Former Death in Vegas man Ian Button has roused the troops and drafted in some talented foot soldiers for his second album under the Papernut Cambridge moniker.
With collaborators, such as Mary Epworth, ex-Hefner men Jack Hayter and Darren Hayman, Picturebox’s Robert Halcrow as well as Gare Du Nord label mates Robert Rotifer and Ralegh Long, Button and friends have conspired to create one of the year’s best pop releases.

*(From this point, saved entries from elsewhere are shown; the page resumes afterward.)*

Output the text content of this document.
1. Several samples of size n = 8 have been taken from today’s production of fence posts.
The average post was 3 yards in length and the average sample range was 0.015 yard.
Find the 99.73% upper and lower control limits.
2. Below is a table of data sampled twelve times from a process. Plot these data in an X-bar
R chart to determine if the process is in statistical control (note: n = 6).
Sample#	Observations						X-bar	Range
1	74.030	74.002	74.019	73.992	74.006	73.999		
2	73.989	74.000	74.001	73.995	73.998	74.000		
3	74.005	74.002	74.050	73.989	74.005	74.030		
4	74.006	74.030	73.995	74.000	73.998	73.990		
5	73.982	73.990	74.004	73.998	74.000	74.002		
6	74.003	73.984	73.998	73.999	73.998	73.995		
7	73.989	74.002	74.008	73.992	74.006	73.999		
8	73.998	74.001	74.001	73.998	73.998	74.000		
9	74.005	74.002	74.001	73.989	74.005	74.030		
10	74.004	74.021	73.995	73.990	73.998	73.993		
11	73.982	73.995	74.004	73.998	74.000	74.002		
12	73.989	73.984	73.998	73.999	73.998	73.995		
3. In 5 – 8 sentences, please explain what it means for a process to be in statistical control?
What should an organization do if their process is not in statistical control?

Full of pop nuggets, with a few hints of 1990s Brit pop and lashings of 1967 psychedelia, it is the most English of albums with lovely Monty Python-esque notions like the government going on strike as well as the Ray Davies borrowed imagery of commuters traveling back to their Shangri-Las, rising out of the London Underground catacombs to the beautiful, suburban sunset above.
Among many highlights is the great pop of When She Said, What She Said, the aforementioned The Day The Government Went On Strike and the album’s Underground free title track.
Another is the lovely, 1960s infused tragi-pop of Umbrella Man. With its lovely melody it is no wonder John Howard, the 1970s singer-songwriter and collaborator of Button, covered this track earlier this year.
The 1990s Britpop comes courtesy of Nutflake Social. It’s like the moment when The Soup Dragons went ‘baggy’ in the early 1990s, except good. This track also features some fine David Bowie Low era harmonica from Nick Tidmarsh to usher in some 1976 pop into the mix.
There are a few artists like Button who excel at traveling down this nostalgia-pop route. Jim Noir and Voluntary Butler Scheme are the two most well known that spring to mind and their fans will adore Papernut Cambridge and There’s No Underground’s unpretentious take on the great English pop album.